The central bank of Israel is forecasting an increase in the country’s debt-to-GDP ratio due to the costs of military conflict and compensation spending, along with the financial impact of the COVID-19 pandemic. The debt-to-GDP ratio is expected to rise from 60.5% in 2022 to 62% in 2023, and further to 65% in 2024, according to the bank’s estimates.

This projection comes amid concerns over the budget deficit for 2023 and 2024, which the central bank anticipates will be 2.3% and 3.5% of GDP respectively. These figures contrast starkly with a surplus recorded in 2022. The shift is attributed to ongoing conflict in Gaza, with costs related to military needs and compensating citizens impacted by Hamas’ deadliest attack yet undetermined.

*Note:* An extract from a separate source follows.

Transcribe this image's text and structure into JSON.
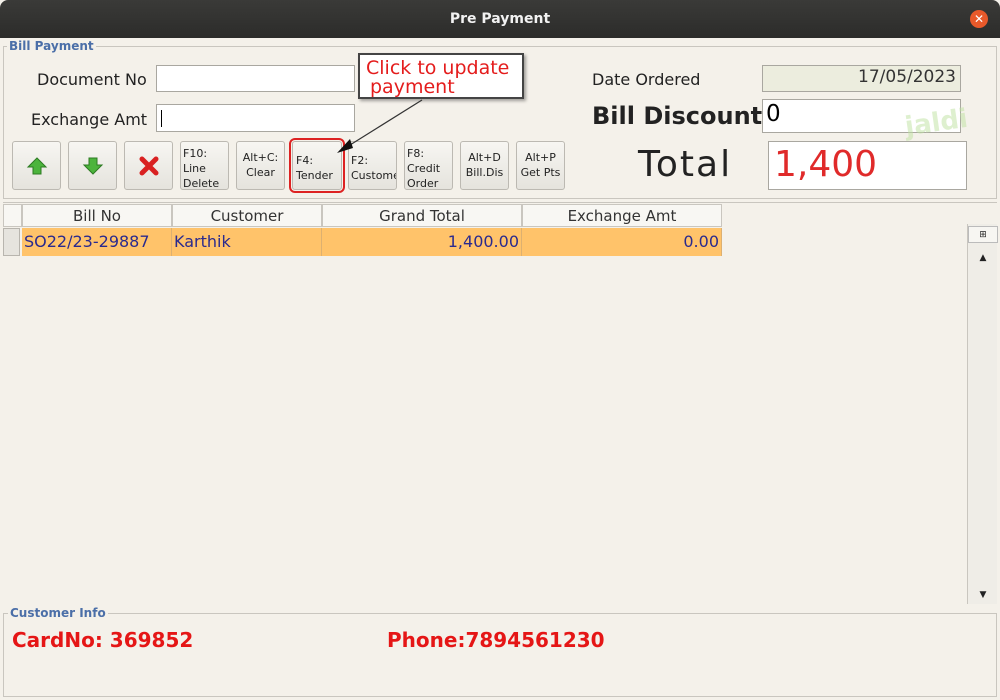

An official from the Accountant General’s department has questioned these estimates, suggesting that they may be optimistic when compared to the $49 billion spent on COVID measures. In response to these concerns, Finance Minister Bezalel Smotrich affirmed the government’s commitment to necessary war and compensation spending.

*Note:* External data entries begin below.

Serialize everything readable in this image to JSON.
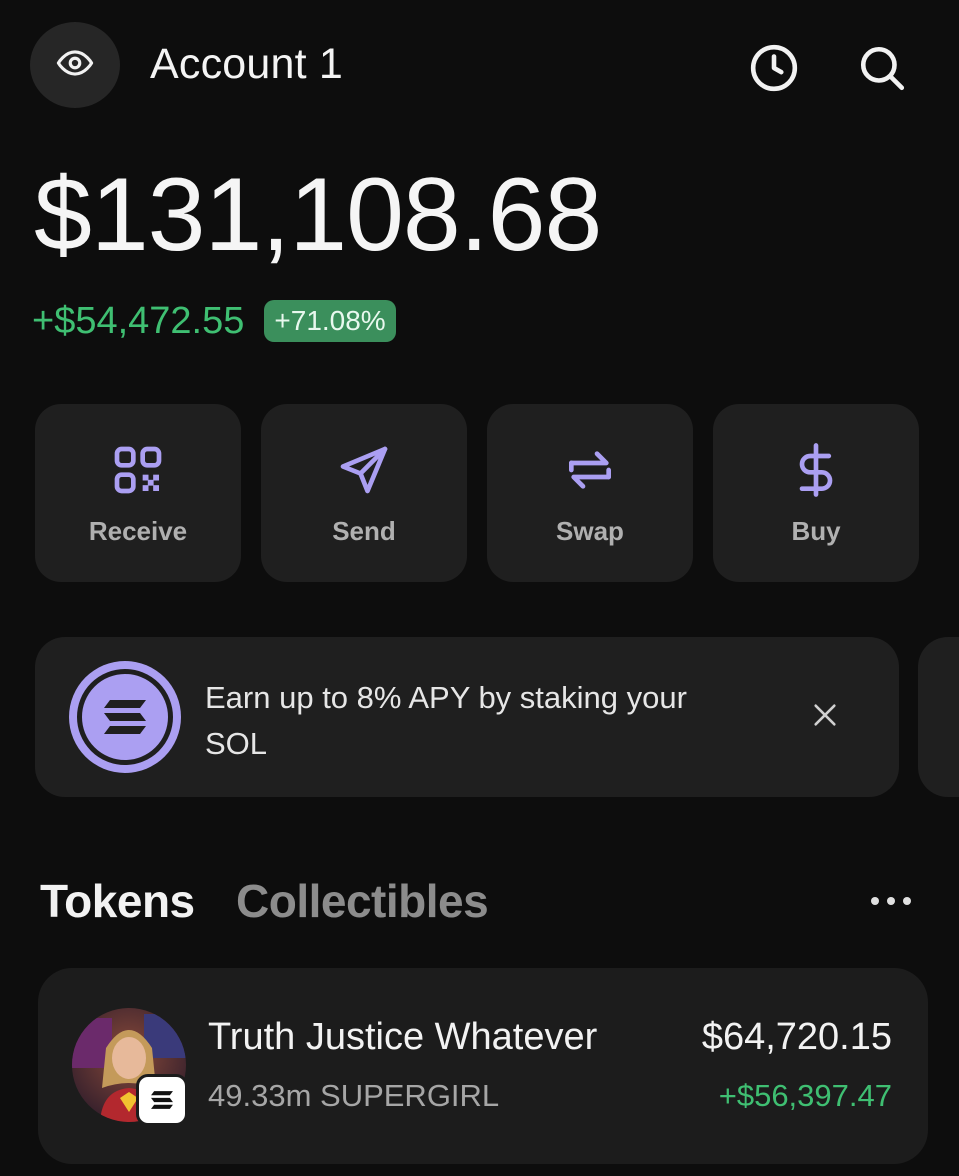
{
  "header": {
    "title": "Account 1",
    "eye_icon": "eye-icon",
    "history_icon": "clock-icon",
    "search_icon": "search-icon"
  },
  "balance": {
    "total": "$131,108.68",
    "change_amount": "+$54,472.55",
    "change_percent": "+71.08%"
  },
  "actions": [
    {
      "label": "Receive",
      "icon": "qr-code-icon"
    },
    {
      "label": "Send",
      "icon": "send-icon"
    },
    {
      "label": "Swap",
      "icon": "swap-icon"
    },
    {
      "label": "Buy",
      "icon": "dollar-icon"
    }
  ],
  "promo": {
    "text": "Earn up to 8% APY by staking your SOL",
    "icon": "solana-icon"
  },
  "tabs": {
    "tokens": "Tokens",
    "collectibles": "Collectibles",
    "active": "Tokens"
  },
  "tokens": [
    {
      "name": "Truth Justice Whatever",
      "amount": "49.33m SUPERGIRL",
      "value": "$64,720.15",
      "change": "+$56,397.47"
    }
  ],
  "colors": {
    "accent": "#ab9ff2",
    "positive": "#3fbf72",
    "card": "#1f1f1f",
    "background": "#0d0d0d"
  }
}
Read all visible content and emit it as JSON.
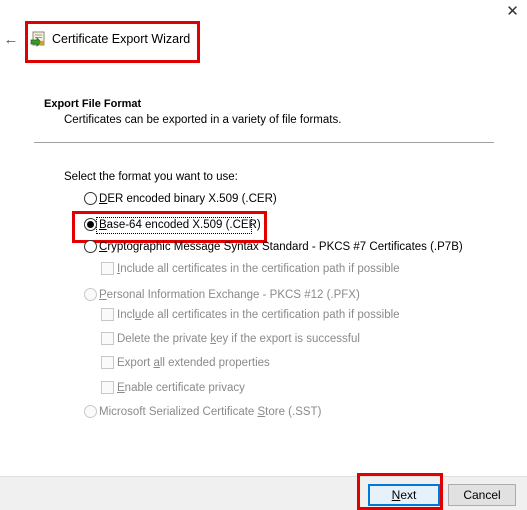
{
  "window": {
    "close_glyph": "✕",
    "back_glyph": "←",
    "title": "Certificate Export Wizard",
    "icon": "certificate-wizard-icon"
  },
  "section": {
    "title": "Export File Format",
    "description": "Certificates can be exported in a variety of file formats."
  },
  "prompt": "Select the format you want to use:",
  "formats": {
    "der": {
      "accel": "D",
      "rest": "ER encoded binary X.509 (.CER)",
      "selected": false,
      "enabled": true
    },
    "base64": {
      "accel": "B",
      "rest": "ase-64 encoded X.509 (.CER)",
      "selected": true,
      "enabled": true
    },
    "pkcs7": {
      "accel": "C",
      "rest": "ryptographic Message Syntax Standard - PKCS #7 Certificates (.P7B)",
      "selected": false,
      "enabled": true
    },
    "pkcs7_include": {
      "pre": "",
      "accel": "I",
      "rest": "nclude all certificates in the certification path if possible",
      "checked": false,
      "enabled": false
    },
    "pfx": {
      "pre": "",
      "accel": "P",
      "rest": "ersonal Information Exchange - PKCS #12 (.PFX)",
      "selected": false,
      "enabled": false
    },
    "pfx_include": {
      "pre": "Incl",
      "accel": "u",
      "rest": "de all certificates in the certification path if possible",
      "checked": false,
      "enabled": false
    },
    "pfx_delete_key": {
      "pre": "Delete the private ",
      "accel": "k",
      "rest": "ey if the export is successful",
      "checked": false,
      "enabled": false
    },
    "pfx_export_props": {
      "pre": "Export ",
      "accel": "a",
      "rest": "ll extended properties",
      "checked": false,
      "enabled": false
    },
    "pfx_privacy": {
      "pre": "",
      "accel": "E",
      "rest": "nable certificate privacy",
      "checked": false,
      "enabled": false
    },
    "sst": {
      "pre": "Microsoft Serialized Certificate ",
      "accel": "S",
      "rest": "tore (.SST)",
      "selected": false,
      "enabled": false
    }
  },
  "buttons": {
    "next": {
      "accel": "N",
      "rest": "ext"
    },
    "cancel": "Cancel"
  },
  "colors": {
    "annotation_red": "#e00000",
    "default_button_border": "#0078d7",
    "footer_bg": "#f0f0f0",
    "disabled_text": "#8a8a8a"
  }
}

In addition to war-related expenses, Israel’s economy has been grappling with the effects of the COVID-19 pandemic. In 2020, COVID-driven spending led to a budget deficit of nearly 12% of GDP and a debt-to-GDP ratio of 72%. Despite this, Israel experienced a robust recovery from the economic slowdown induced by the pandemic.

Bank of Israel Governor Amir Yaron emphasized the need for responsible fiscal policy moving forward. He pointed out that while Israel had a relatively low budget deficit before the war and a long-term debt portfolio, it will need to raise more debt to accommodate these unforeseen expenses.